Thursday October 21, 2010 11:07 AM By Kristin Taveira
If you bought a home built in 2004 or later, or if you plan to buy one, read the fine print in your closing documents: You could be required to pay a 1 percent fee to the builder when you sell it — and so might every future seller, for up to the next 99 years. The legality of such fees — which go by names such as “capital recovery fees,” “private transfer fees” and “home resale fees” — is being duked out in Congress in the form of dueling bills.
In one corner, opponents of the fees argue it’s a scheme to unfairly strip homeowners of their equity while lining developers’ pockets. That group, which includes the National Association of Realtors and the American Land Title Association, has formed a coalition to advocate the Home Equity Protection Act of 2010, which seeks to ban private transfer fees on real estate. The Federal Housing Finance Agency is also trying to restrict Fannie Mae and Freddie Mac from insuring residential properties subject to these fees.
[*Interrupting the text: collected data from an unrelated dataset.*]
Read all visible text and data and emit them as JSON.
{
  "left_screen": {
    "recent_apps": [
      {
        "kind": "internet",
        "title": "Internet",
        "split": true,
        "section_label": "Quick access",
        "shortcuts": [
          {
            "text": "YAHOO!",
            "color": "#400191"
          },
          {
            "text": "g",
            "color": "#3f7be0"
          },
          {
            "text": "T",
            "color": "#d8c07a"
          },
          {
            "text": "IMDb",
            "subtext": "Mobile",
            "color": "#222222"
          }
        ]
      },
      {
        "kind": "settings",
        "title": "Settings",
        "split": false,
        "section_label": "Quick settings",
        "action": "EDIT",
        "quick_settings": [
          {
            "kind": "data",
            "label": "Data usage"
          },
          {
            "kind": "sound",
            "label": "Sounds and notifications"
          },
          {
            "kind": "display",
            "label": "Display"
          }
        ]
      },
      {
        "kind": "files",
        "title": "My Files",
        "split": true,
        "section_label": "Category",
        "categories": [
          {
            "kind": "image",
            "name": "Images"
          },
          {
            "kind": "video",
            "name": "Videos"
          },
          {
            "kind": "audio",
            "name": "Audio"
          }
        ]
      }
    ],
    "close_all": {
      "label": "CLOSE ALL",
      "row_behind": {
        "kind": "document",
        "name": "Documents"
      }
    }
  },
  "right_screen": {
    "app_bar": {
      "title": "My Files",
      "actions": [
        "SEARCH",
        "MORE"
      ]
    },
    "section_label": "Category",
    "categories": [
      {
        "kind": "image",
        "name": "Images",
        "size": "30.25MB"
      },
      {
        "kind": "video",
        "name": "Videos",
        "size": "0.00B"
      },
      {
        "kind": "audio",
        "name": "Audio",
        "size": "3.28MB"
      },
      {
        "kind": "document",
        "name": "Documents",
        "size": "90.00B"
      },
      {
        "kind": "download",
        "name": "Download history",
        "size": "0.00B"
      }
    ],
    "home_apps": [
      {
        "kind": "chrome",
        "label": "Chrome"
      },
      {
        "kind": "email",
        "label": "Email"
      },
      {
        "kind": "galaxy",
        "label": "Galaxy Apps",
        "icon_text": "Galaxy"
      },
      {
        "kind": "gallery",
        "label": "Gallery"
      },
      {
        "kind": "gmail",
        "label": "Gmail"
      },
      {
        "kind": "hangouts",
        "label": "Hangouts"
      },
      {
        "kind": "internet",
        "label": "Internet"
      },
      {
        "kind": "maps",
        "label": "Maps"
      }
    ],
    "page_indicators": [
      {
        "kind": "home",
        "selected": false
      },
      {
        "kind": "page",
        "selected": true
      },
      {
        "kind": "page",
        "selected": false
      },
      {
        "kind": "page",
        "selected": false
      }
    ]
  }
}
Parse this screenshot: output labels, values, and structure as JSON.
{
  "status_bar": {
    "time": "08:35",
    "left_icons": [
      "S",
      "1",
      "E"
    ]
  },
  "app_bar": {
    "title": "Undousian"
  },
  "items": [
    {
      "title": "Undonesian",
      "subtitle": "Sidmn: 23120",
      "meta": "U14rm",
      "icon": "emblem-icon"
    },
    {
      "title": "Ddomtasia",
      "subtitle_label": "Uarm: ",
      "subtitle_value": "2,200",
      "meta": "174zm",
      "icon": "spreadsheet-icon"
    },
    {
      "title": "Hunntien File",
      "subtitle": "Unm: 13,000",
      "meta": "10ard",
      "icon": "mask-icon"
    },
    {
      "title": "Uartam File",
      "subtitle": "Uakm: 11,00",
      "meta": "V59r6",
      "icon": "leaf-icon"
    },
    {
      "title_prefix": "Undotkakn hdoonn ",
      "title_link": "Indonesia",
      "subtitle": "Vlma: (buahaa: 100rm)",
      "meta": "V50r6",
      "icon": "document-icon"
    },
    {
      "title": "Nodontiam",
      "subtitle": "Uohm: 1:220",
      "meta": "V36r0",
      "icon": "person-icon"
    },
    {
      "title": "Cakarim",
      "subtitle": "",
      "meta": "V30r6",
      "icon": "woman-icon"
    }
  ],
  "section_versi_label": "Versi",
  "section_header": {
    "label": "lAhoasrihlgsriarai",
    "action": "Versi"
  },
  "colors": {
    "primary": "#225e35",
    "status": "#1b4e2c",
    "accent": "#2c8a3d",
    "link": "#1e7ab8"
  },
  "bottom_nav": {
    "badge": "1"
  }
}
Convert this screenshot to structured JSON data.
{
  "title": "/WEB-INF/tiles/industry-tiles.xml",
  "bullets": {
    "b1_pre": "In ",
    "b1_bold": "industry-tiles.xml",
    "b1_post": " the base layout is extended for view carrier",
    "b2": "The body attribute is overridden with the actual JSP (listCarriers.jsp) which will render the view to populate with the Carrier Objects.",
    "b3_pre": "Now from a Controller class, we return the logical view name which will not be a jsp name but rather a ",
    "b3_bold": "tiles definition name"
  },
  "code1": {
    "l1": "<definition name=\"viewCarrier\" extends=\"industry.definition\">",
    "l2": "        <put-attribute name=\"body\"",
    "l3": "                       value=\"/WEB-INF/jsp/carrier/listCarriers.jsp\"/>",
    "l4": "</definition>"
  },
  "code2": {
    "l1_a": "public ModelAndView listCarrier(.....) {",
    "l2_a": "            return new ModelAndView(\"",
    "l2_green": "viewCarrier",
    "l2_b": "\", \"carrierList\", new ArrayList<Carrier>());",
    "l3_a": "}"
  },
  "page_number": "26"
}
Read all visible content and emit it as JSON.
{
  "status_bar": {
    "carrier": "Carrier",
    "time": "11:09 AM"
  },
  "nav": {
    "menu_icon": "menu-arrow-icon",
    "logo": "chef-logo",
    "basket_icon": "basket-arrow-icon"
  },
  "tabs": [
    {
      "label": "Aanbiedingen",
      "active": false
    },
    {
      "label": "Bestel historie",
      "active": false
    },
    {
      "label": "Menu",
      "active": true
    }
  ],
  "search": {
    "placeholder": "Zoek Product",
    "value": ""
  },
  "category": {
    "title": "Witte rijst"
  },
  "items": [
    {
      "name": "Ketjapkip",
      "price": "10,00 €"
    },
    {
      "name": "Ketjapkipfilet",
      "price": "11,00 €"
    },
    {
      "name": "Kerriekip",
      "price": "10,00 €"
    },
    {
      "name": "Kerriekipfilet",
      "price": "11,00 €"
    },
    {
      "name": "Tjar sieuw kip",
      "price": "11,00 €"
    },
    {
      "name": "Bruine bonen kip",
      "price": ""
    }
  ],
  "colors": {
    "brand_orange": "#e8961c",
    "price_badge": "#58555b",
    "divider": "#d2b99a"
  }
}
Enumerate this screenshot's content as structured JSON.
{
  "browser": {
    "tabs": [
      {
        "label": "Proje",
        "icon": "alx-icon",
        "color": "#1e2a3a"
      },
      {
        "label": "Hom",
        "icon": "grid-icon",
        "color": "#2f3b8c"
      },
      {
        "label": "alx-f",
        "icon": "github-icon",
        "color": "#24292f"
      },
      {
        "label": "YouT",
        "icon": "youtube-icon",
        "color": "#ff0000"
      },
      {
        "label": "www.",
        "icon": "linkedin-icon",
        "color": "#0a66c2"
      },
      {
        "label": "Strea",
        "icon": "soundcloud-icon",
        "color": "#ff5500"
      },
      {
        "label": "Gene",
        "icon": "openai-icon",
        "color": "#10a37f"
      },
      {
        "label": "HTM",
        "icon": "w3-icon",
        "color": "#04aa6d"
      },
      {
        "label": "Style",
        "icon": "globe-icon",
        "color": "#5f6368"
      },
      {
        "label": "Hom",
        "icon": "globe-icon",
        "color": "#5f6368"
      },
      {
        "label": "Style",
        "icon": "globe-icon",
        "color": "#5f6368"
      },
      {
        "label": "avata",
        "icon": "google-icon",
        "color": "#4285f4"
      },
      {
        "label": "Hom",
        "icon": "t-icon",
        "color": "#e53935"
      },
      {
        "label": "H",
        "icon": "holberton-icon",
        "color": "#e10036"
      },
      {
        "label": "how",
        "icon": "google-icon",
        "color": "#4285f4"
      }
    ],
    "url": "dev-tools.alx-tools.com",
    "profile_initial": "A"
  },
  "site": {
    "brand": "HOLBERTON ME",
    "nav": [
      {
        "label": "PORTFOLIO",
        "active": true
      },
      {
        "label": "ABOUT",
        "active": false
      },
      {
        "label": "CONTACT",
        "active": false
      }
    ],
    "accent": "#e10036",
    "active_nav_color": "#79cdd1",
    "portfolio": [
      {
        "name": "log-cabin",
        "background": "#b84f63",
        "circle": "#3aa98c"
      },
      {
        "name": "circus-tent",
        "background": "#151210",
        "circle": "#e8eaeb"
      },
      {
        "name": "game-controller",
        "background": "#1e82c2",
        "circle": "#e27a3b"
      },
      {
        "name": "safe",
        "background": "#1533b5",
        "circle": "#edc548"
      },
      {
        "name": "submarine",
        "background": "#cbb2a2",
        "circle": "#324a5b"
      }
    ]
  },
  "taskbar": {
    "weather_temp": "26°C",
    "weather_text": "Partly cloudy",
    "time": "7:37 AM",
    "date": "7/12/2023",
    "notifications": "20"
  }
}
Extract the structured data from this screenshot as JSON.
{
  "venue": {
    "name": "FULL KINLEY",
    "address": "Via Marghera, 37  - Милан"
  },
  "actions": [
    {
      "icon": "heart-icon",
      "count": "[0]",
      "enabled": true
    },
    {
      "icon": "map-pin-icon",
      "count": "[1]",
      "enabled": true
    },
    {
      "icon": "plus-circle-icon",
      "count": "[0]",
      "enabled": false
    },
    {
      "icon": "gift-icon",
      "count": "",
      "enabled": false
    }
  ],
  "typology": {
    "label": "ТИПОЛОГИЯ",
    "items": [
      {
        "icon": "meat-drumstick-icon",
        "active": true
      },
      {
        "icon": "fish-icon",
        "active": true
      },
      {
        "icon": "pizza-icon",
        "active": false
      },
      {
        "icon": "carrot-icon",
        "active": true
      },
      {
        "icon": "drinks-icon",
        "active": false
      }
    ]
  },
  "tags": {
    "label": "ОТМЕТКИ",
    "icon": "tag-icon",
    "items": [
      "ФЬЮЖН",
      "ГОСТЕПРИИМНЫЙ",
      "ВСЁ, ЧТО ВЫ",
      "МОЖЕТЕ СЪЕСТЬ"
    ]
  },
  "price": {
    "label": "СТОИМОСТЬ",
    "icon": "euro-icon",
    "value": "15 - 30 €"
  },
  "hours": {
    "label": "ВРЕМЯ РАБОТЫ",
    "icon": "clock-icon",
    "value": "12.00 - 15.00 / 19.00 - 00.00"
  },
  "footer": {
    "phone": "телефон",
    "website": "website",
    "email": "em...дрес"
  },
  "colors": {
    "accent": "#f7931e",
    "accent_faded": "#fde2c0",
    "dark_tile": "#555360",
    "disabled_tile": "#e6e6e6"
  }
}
In the other corner is a coalition of builders, developers and others who support the fees. This group argues that these fees make new homes more affordable by spreading out to future buyers the initial cost of land development — including things that aren’t part of the house, such as sewers and curbs – costs they say would otherwise be part of the original sale price and the sole responsibility of the first buyers.
They’re backing a different bill, which would permit the fees as long as there’s a standard disclosure statement, which buyers would be required to sign. No such standard exists now, leading to concern by opponents of the fees that hapless homeowners could get hoodwinked.
Some states have banned the fees, but they’re not illegal in New York. Still, home resale fees aren’t widely used on Long Island, says Garden City developer Alec Ornstein. “I’m involved in the industry on the national level and here on the local level, and it’s not something most builders are familiar with,” says Ornstein, president of Ornstein Leyton Company. “When we build out a community, we add those infrastructure costs and divide them equally among the lots or units in the development.”
Howard Kopel, chief executive of Sutton Alliance, a national title agency based in Valley Stream, says he is glad it’s not a common practice here. “I have been in the title insurance business since 1985, and can say that private transfer fees are extremely unusual in this area,” he says. “It would be unfortunate if these fees were to become common, especially during such a severe real estate recession … Developers should ask a fair price for their property, and having gotten it, should be permanently out of the loop.”
“I believe that the homeowners of New York should be protected against this predatory and harmful scheme,” adds Kopel, a Republican Nassau County legislator from Lawrence.
Ornstein says he wouldn’t be opposed to something that would allow him to offer lower prices while still covering his own costs, but he’s not convinced these fees make sense. “To the extent that we could provide homes at a lower cost so people can afford them, that’s a good thing. I don’t know that I’d put much stock into that income stream unless I was a very young man and had a long time to collect it. How do you predict that stream?” he says. “I wouldn’t want to depend on future turnovers of that property to collect a fee to help reduce the costs today.”
Freehold Capital Partners, the Manhattan-based consulting firm that invented the controversial fee in 2004, says the revenue streams generated from the fees can be bundled and sold to investors to provide liquidity to the developers. This upfront cash would help keep partially-completed projects from stalling during the economic slump, a spokesman says.